The tour of Ted’s study haunted Kathi. She couldn’t forget Ruth’s careful placement of each item and the love that permeated that room. It was as though Ruth took up residence in the study. The moment Kathi returned from the trip to Spartanburg, she knew exactly what she needed to do and began to design a personalized quilt for Ted. It had to be a T-Shirt quilt, though different than John Bode’s.  It had to have all the elements that Ruth had included in Ted’s study, not an easy task. But given the wonders of the internet she was able to find a number of websites that offered military T-Shirts including all the military jets Ted had flown – the F-86 Sabre, the F-100 Super-Sabre, the F-104 Starfighter, the F-105 Thunderchief, as well as the POW/MIA logo, a map of Vietnam, and a “TAC Patch” shirt. First Kathi made fabric transfers of pictures that she had taken in South Carolina and incorporated them into the quilt design. She found two of Ted’s unit patches on eBay – the 13th and the 44th – to appliqué onto the quilt as a finishing touch. She framed the design with fabric featuring grey pilot wings on a red background; the sashing (strips between the blocks) displayed a blue sky with clouds. She even found US Air Force licensed fabric for the back.  After Kathi completed the top and made it into a “quilt sandwich” with the batting and backing fabric, Bonnie machine-quilted it with a military jet pattern on her 12-foot long-arm sewing machine.  Kathi hand-bound the quilt, sewed a label onto the back and appliquéd on the two patches.

Now this is where serendipity chimes into the story. On the following Monday, out of the blue, Ted emailed John and Kathi a letter he had written to Ruth when he was a POW; it was dated Christmas 1970. All it said was, “After four years. No end in sight. Ted”.  Kathi felt like the email was asking for some response, though she wasn’t sure what could be said. She wrote back, “Your letter from 46 years ago touched my heart. Is this your first Christmas without your beloved Ruth?” His reply, “It’s the second. She passed away Dec 16 last year. Ted”.  This unexpected exchange of emails happened on December 13th.

Suddenly everything fell into place. Kathi said, “The quilt positively, absolutely, unmistakenly HAD to be delivered on Friday, December 16th, the first anniversary of Ruth’s passing.”

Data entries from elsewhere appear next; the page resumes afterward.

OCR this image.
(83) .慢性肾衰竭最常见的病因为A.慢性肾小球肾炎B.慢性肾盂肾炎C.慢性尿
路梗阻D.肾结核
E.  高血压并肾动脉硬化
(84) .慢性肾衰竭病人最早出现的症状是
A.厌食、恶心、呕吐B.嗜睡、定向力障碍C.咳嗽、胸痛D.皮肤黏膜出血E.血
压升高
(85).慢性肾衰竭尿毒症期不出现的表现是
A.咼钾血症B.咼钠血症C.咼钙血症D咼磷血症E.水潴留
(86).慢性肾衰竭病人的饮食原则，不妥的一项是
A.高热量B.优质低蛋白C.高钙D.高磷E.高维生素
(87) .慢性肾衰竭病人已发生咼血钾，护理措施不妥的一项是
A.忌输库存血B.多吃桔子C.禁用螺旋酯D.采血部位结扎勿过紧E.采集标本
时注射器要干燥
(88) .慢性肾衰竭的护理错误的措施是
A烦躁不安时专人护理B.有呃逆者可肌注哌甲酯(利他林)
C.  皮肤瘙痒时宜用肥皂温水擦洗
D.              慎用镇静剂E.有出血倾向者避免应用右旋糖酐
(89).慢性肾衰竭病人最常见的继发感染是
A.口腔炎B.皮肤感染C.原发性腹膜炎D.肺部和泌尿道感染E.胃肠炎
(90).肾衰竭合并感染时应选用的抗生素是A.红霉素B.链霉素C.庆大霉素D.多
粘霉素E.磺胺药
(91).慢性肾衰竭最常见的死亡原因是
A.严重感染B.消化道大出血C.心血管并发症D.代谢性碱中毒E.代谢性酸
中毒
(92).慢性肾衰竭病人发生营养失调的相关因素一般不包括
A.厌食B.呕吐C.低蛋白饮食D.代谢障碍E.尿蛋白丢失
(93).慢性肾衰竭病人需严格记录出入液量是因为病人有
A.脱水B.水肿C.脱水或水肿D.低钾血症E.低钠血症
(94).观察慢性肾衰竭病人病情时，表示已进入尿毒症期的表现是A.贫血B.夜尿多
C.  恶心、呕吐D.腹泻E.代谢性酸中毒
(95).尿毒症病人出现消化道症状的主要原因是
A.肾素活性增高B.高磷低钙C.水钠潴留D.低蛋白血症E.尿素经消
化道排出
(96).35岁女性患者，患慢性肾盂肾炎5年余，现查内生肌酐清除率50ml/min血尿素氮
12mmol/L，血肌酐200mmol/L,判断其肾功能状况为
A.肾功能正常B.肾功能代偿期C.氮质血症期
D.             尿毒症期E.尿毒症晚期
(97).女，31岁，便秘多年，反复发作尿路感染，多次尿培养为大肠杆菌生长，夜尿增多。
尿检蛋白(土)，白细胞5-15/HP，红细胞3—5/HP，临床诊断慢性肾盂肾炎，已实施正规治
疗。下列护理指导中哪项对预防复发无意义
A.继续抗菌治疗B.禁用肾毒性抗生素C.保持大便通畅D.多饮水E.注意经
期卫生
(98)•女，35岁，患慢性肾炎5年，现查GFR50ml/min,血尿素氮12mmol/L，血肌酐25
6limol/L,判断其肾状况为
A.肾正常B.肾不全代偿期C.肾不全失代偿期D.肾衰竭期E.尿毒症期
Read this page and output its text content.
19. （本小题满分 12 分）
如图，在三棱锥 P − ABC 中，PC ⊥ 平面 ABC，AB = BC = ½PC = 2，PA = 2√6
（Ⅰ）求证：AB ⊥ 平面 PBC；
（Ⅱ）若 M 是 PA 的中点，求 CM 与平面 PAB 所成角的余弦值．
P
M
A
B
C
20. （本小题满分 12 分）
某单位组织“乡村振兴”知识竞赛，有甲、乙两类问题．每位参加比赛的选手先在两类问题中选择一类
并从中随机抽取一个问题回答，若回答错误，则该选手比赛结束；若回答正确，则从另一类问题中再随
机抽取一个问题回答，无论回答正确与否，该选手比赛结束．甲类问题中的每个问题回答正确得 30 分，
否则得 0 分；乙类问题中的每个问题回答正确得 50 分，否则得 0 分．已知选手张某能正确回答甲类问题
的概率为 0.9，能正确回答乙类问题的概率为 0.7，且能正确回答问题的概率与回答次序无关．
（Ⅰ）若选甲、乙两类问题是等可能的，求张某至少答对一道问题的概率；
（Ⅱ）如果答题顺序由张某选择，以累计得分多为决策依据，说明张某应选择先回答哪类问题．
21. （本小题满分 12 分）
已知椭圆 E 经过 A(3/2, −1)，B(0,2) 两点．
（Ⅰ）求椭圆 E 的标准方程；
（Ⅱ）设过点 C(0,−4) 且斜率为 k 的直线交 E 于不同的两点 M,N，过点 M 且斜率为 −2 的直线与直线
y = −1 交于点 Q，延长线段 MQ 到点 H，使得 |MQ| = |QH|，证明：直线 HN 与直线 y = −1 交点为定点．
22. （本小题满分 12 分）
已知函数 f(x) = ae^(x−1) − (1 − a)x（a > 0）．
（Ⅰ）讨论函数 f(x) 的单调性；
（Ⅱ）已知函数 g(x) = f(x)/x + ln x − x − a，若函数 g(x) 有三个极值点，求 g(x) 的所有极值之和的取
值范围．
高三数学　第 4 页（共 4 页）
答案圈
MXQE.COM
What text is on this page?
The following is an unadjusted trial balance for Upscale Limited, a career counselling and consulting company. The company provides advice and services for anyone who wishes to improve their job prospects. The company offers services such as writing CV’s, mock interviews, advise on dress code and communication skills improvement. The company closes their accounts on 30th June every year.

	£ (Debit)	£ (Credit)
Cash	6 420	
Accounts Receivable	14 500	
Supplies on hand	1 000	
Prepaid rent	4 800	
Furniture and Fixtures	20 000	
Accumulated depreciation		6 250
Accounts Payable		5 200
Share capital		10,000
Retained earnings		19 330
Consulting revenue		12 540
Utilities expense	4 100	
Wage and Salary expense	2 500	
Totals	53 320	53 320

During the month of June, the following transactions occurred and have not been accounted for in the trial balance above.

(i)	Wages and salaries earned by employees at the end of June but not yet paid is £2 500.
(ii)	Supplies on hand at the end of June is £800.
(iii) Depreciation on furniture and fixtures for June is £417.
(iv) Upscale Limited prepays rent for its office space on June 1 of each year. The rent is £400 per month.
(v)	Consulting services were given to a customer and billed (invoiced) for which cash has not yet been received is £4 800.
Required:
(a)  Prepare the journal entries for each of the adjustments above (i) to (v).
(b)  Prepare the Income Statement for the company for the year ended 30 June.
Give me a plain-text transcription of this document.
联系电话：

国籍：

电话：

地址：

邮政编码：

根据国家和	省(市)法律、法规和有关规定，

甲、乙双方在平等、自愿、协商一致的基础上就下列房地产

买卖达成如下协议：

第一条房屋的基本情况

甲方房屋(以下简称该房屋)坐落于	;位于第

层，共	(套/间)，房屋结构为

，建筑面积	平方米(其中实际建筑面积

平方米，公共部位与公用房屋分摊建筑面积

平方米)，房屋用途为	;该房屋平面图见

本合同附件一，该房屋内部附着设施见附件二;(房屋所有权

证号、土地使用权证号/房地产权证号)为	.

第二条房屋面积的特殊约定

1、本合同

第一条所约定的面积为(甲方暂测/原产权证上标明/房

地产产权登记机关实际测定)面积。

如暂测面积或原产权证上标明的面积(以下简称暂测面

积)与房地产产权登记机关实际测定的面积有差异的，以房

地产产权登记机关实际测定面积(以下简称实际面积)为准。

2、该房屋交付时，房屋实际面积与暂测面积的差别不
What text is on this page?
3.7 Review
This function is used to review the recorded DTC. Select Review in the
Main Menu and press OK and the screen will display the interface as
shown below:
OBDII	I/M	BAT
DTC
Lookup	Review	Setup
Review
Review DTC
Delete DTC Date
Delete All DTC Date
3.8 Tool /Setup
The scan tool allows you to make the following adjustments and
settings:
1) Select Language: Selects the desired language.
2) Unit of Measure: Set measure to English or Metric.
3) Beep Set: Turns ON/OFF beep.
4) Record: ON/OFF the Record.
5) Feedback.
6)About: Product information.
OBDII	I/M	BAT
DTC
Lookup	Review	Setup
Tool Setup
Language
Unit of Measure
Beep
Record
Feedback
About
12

After Ted opened the package on that Friday, the delivery right on schedule, he wrote, “I am amazed, flabbergasted, dumbstruck. I could not believe what I was unfolding! What wonderful workmanship. My sister came over later and took  pictures. She wants to hang it on one of my walls. I said not until I spend the rest of the winter keeping warm with it. You are right. I can feel the warmth and love that comes with it. PS. Ruth loves it too.”

Kathi replied, “Ted, I believe our visit in September, the conception of a QoV for you, the design, the timing — were all meant to be. Call it the work of angels; call it kismet; call it karma; call it quantum entanglement. It was just meant to be. I know Ruth loves it…”

Talk about making a difference. So the next time you think you can’t do something to brighten the life of another, think again. The simplest act can make the greatest impact in ways you can never imagine. Kudos to Kathi and Bonnie for keeping the spirit of giving back alive.

For more information on the Quilts of Valor Foundation please visit them here.

2 Replies to “A Simple Act Makes a Difference”

  1. Yes thats why I make a lot of red,white and blue quilts for Veterans. USO, Veterans Home Chula Vista, VA Hospital La Jolla and any friend of a friend who needs one..We are with Blocks for the Brave.

  2. Ted’s story – and the quilt made by Katheryn and Bonnie always brings tears to my eyes. He is truly an American Hero and Katheryn and Bonnie are truly angels.